Minimizing & Avoiding Health Risks

Posted on Wednesday, November 28th, 2012

The following research-based drinking guidelines will help you lower your risk for health and safety problems related to drinking:

  • Zero

    Abstinence is always a safe choice!

    Some simply have no desire to experience the effects of alcohol and some abstain because of their religious beliefs. Others abstain for discreet periods of time. These are some of the people/situations where ‘zero’ is the best or the only legal option:

    • people who must drive
    • diabetics
    • individuals under age 21
    • people cutting down on empty calories
    • women who are pregnant and those who suspect they are pregnant
    • alcoholics
    • people with a strong family history of addiction
    • people taking certain medications (e.g., sleeping pills or pain medication)
  • One

    One = One drink per hour

    “One drink” means either one 12-ounce beer, one 4-ounce glass of wine or a mixed drink that contains one ounce of liquor. By keeping the pace to one drink per hour, your alcohol intake will not exceed your body’s ability to metabolize the alcohol.

  • Three

    Three = No more than 3 drinks on a given day

    Research shows that when drinking exceeds this level, negative health effects are more likely. Drinking more than this causes cognitive impairment that is linked to a host of problems. These problems include arguments, hangovers, regretted and unprotected sex.
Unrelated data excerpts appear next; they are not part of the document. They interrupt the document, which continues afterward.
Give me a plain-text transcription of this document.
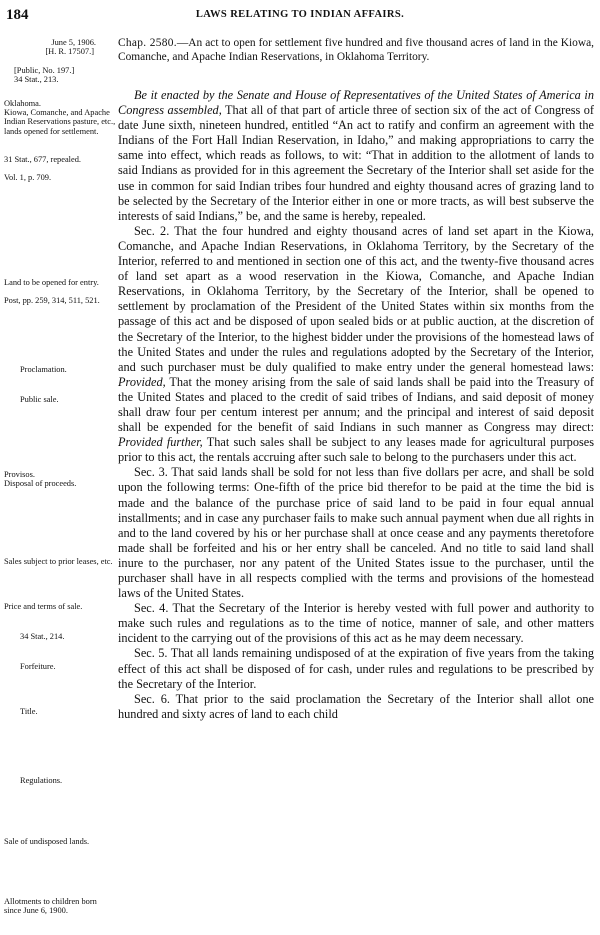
184	LAWS RELATING TO INDIAN AFFAIRS.
June 5, 1906.
[H. R. 17507.]
[Public, No. 197.]
34 Stat., 213.
Oklahoma.
Kiowa, Comanche, and Apache Indian Reservations pasture, etc., lands opened for settlement.
31 Stat., 677, repealed.
Vol. 1, p. 709.
Land to be opened for entry.
Post, pp. 259, 314, 511, 521.
Proclamation.
Public sale.
Provisos.
Disposal of proceeds.
Sales subject to prior leases, etc.
Price and terms of sale.
34 Stat., 214.
Forfeiture.
Title.
Regulations.
Sale of undisposed lands.
Allotments to children born since June 6, 1900.
Chap. 2580.—An act to open for settlement five hundred and five thousand acres of land in the Kiowa, Comanche, and Apache Indian Reservations, in Oklahoma Territory.

Be it enacted by the Senate and House of Representatives of the United States of America in Congress assembled, That all of that part of article three of section six of the act of Congress of date June sixth, nineteen hundred, entitled “An act to ratify and confirm an agreement with the Indians of the Fort Hall Indian Reservation, in Idaho,” and making appropriations to carry the same into effect, which reads as follows, to wit: “That in addition to the allotment of lands to said Indians as provided for in this agreement the Secretary of the Interior shall set aside for the use in common for said Indian tribes four hundred and eighty thousand acres of grazing land to be selected by the Secretary of the Interior either in one or more tracts, as will best subserve the interests of said Indians,” be, and the same is hereby, repealed.

Sec. 2. That the four hundred and eighty thousand acres of land set apart in the Kiowa, Comanche, and Apache Indian Reservations, in Oklahoma Territory, by the Secretary of the Interior, referred to and mentioned in section one of this act, and the twenty-five thousand acres of land set apart as a wood reservation in the Kiowa, Comanche, and Apache Indian Reservations, in Oklahoma Territory, by the Secretary of the Interior, shall be opened to settlement by proclamation of the President of the United States within six months from the passage of this act and be disposed of upon sealed bids or at public auction, at the discretion of the Secretary of the Interior, to the highest bidder under the provisions of the homestead laws of the United States and under the rules and regulations adopted by the Secretary of the Interior, and such purchaser must be duly qualified to make entry under the general homestead laws: Provided, That the money arising from the sale of said lands shall be paid into the Treasury of the United States and placed to the credit of said tribes of Indians, and said deposit of money shall draw four per centum interest per annum; and the principal and interest of said deposit shall be expended for the benefit of said Indians in such manner as Congress may direct: Provided further, That such sales shall be subject to any leases made for agricultural purposes prior to this act, the rentals accruing after such sale to belong to the purchasers under this act.

Sec. 3. That said lands shall be sold for not less than five dollars per acre, and shall be sold upon the following terms: One-fifth of the price bid therefor to be paid at the time the bid is made and the balance of the purchase price of said land to be paid in four equal annual installments; and in case any purchaser fails to make such annual payment when due all rights in and to the land covered by his or her purchase shall at once cease and any payments theretofore made shall be forfeited and his or her entry shall be canceled. And no title to said land shall inure to the purchaser, nor any patent of the United States issue to the purchaser, until the purchaser shall have in all respects complied with the terms and provisions of the homestead laws of the United States.

Sec. 4. That the Secretary of the Interior is hereby vested with full power and authority to make such rules and regulations as to the time of notice, manner of sale, and other matters incident to the carrying out of the provisions of this act as he may deem necessary.

Sec. 5. That all lands remaining undisposed of at the expiration of five years from the taking effect of this act shall be disposed of for cash, under rules and regulations to be prescribed by the Secretary of the Interior.

Sec. 6. That prior to the said proclamation the Secretary of the Interior shall allot one hundred and sixty acres of land to each child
    When drinking, it’s best to eat foods high in protein (e.g., meat, eggs or dairy products) since they slow the absorption of alcohol. Remember, women often become impaired from drinking more quickly than men and their impairment lasts longer. Because women experience heightened drinking impairment shortly prior to menstruation, abstaining or drinking fewer than 3 drinks is advisable during that time.

  • Mystery Drinks and Tall Boys

    Be wary of exotic and common container drinks (e.g. a Kama Kazi, a Sex-on-the-Beach, or trash can punch) which contain either large or unknown amounts of alcohol. When consuming them, it will be difficult to control your degree of impairment. It is also common to find drinks served in non-standard sized containers, for instance, a Tall boy or a pitcher of Margaritas. Sticking to standard sized drinks will also help you monitor your consumption.